Negation (~) in Logic
In formal logic, the tilde placed before a statement means “not.” Writing ~p translates to “not p,” flipping a true statement to false or a false statement to true. This use dates back to the Italian mathematician Giuseppe Peano, who introduced it in 1897.
Placement matters here. Writing ~p in the expression ~p ∧ q negates only the first part (p), while writing ~(p ∧ q) with parentheses negates the entire compound statement. If you’re working through a logic course, the tilde is one of the first symbols you’ll encounter, and it works much like the word “not” in plain English.
Distribution Notation (~) in Statistics
In statistics and probability, the tilde means “is distributed as” or “follows the distribution.” It connects a random variable to its probability distribution. For instance, X ~ N(μ, σ²) is shorthand for “X follows a normal distribution with mean μ and variance σ².” Penn State’s statistics program describes this as one of the most common shorthand notations in the field.
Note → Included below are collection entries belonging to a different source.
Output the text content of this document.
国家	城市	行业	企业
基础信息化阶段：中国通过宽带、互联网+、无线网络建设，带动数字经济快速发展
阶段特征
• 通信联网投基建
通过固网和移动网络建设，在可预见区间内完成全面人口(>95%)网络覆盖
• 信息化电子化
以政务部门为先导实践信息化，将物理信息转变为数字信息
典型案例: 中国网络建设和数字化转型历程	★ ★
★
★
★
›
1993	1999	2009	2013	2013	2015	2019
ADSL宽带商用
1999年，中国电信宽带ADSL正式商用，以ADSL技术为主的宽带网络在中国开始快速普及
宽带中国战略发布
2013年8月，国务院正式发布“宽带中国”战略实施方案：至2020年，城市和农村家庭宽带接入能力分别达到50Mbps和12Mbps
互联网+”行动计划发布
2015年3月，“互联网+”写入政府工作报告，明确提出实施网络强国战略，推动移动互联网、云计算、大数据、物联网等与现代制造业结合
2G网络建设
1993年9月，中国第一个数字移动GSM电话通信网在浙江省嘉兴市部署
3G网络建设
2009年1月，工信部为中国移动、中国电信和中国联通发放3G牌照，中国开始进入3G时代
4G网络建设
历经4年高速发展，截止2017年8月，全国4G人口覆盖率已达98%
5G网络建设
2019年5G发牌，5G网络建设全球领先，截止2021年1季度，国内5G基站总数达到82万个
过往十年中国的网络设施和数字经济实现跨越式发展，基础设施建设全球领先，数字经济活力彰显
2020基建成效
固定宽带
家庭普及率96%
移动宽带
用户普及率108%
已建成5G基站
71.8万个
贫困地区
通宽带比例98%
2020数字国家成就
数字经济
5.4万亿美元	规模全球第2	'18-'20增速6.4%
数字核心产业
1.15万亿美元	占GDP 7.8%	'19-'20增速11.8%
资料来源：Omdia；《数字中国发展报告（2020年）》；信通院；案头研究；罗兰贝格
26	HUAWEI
You’ll run into this in any statistics class once you start working with distributions. Rather than writing out “the variable X follows a normal distribution with a mean of 0 and a variance of 1,” statisticians simply write X ~ N(0, 1). The tilde is doing all the heavy lifting in that sentence, replacing several words with a single symbol.
Equivalence Relations (~) in Advanced Math
In higher-level mathematics, the tilde defines something called an equivalence relation. This is a formal way of saying two things are “equivalent” under a specific rule. For the tilde to qualify as an equivalence relation, it must satisfy three properties:
- Reflexive: every element is equivalent to itself (x ~ x)
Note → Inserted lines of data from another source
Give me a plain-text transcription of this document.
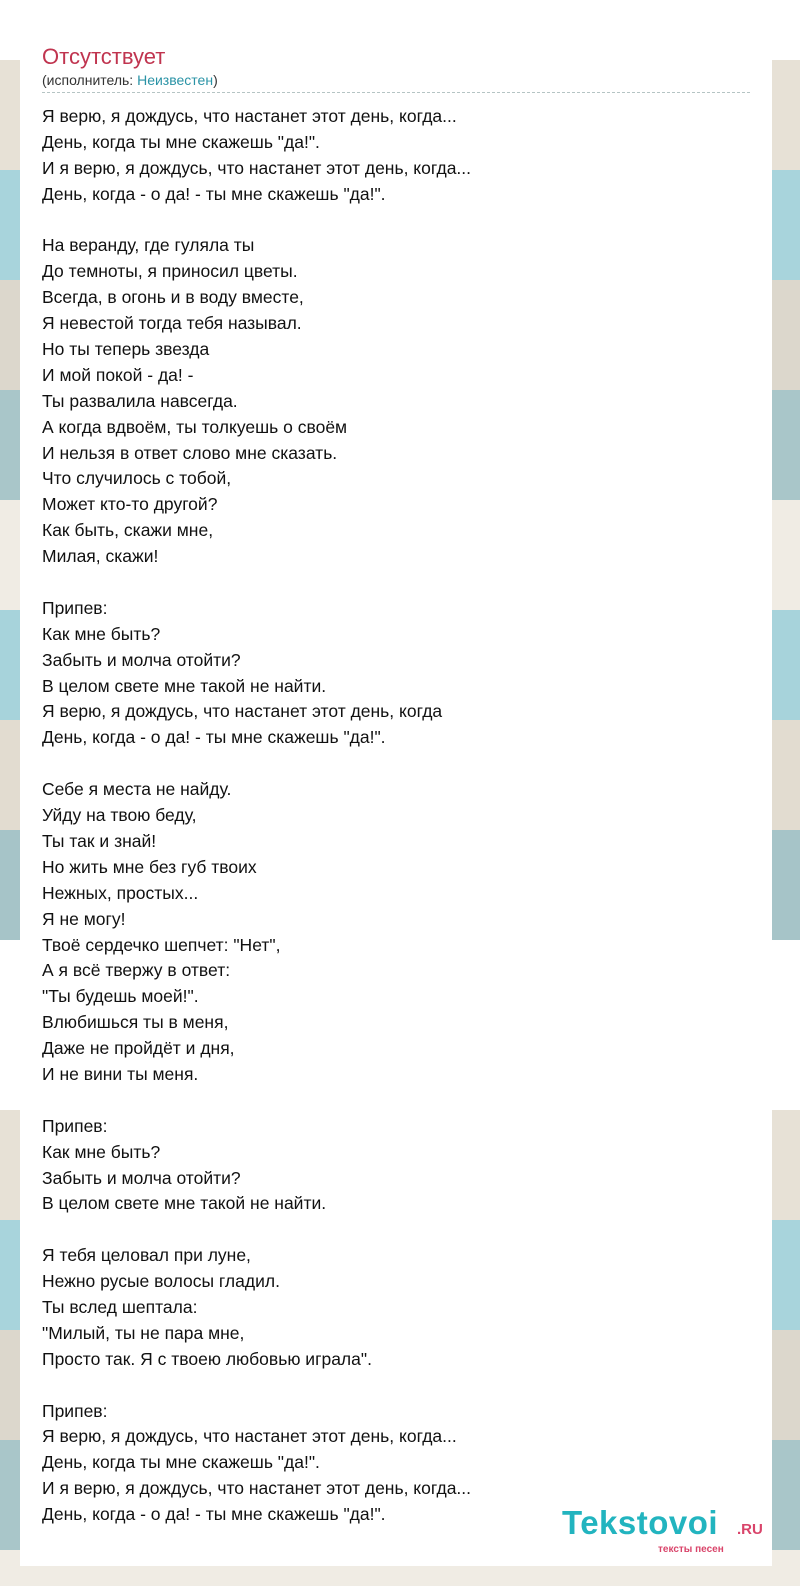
Отсутствует
(исполнитель: Неизвестен)
Я верю, я дождусь, что настанет этот день, когда...
День, когда ты мне скажешь "да!".
И я верю, я дождусь, что настанет этот день, когда...
День, когда - о да! - ты мне скажешь "да!".
На веранду, где гуляла ты
До темноты, я приносил цветы.
Всегда, в огонь и в воду вместе,
Я невестой тогда тебя называл.
Но ты теперь звезда
И мой покой - да! -
Ты развалила навсегда.
А когда вдвоём, ты толкуешь о своём
И нельзя в ответ слово мне сказать.
Что случилось с тобой,
Может кто-то другой?
Как быть, скажи мне,
Милая, скажи!
Припев:
Как мне быть?
Забыть и молча отойти?
В целом свете мне такой не найти.
Я верю, я дождусь, что настанет этот день, когда
День, когда - о да! - ты мне скажешь "да!".
Себе я места не найду.
Уйду на твою беду,
Ты так и знай!
Но жить мне без губ твоих
Нежных, простых...
Я не могу!
Твоё сердечко шепчет: "Нет",
А я всё твержу в ответ:
"Ты будешь моей!".
Влюбишься ты в меня,
Даже не пройдёт и дня,
И не вини ты меня.
Припев:
Как мне быть?
Забыть и молча отойти?
В целом свете мне такой не найти.
Я тебя целовал при луне,
Нежно русые волосы гладил.
Ты вслед шептала:
"Милый, ты не пара мне,
Просто так. Я с твоею любовью играла".
Припев:
Я верю, я дождусь, что настанет этот день, когда...
День, когда ты мне скажешь "да!".
И я верю, я дождусь, что настанет этот день, когда...
День, когда - о да! - ты мне скажешь "да!".	Tekstovoi .RU
тексты песен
- Symmetric: if x is equivalent to y, then y is equivalent to x (if x ~ y, then y ~ x)
- Transitive: if x is equivalent to y and y is equivalent to z, then x is equivalent to z
This concept is sometimes called the “twiddle” definition in textbooks. It shows up in abstract algebra and set theory, where you need precise rules for grouping things that share a property.
Other Squiggly Line Variants
Beyond the common uses above, a few rarer squiggly line symbols appear in specialized math:
- ≃ (tilde over a dash): means “asymptotically equal to,” used in calculus and analysis when two functions grow at the same rate as their input gets very large
- ≋ (triple tilde): a less common symbol occasionally used for strict equivalence in certain notations
- ≅ (tilde over equals): means “congruent to” in geometry, or “isomorphic to” in algebra
How to Type the Tilde
On most keyboards, the basic tilde (~) sits in the upper-left corner, sharing a key with the backtick (`). Press Shift and that key together. On Windows, you can also use the Alt code: hold Alt and type 126 on the number pad. The double tilde (≈) is harder to access. On a Mac, press Option + X. On Windows, you’ll typically need to insert it as a special character or copy it from a character map.
In many contexts, especially quick calculations, emails, or online discussions, people simply use the single tilde (~) as a stand-in for “approximately,” even though ≈ is technically the correct symbol for that meaning.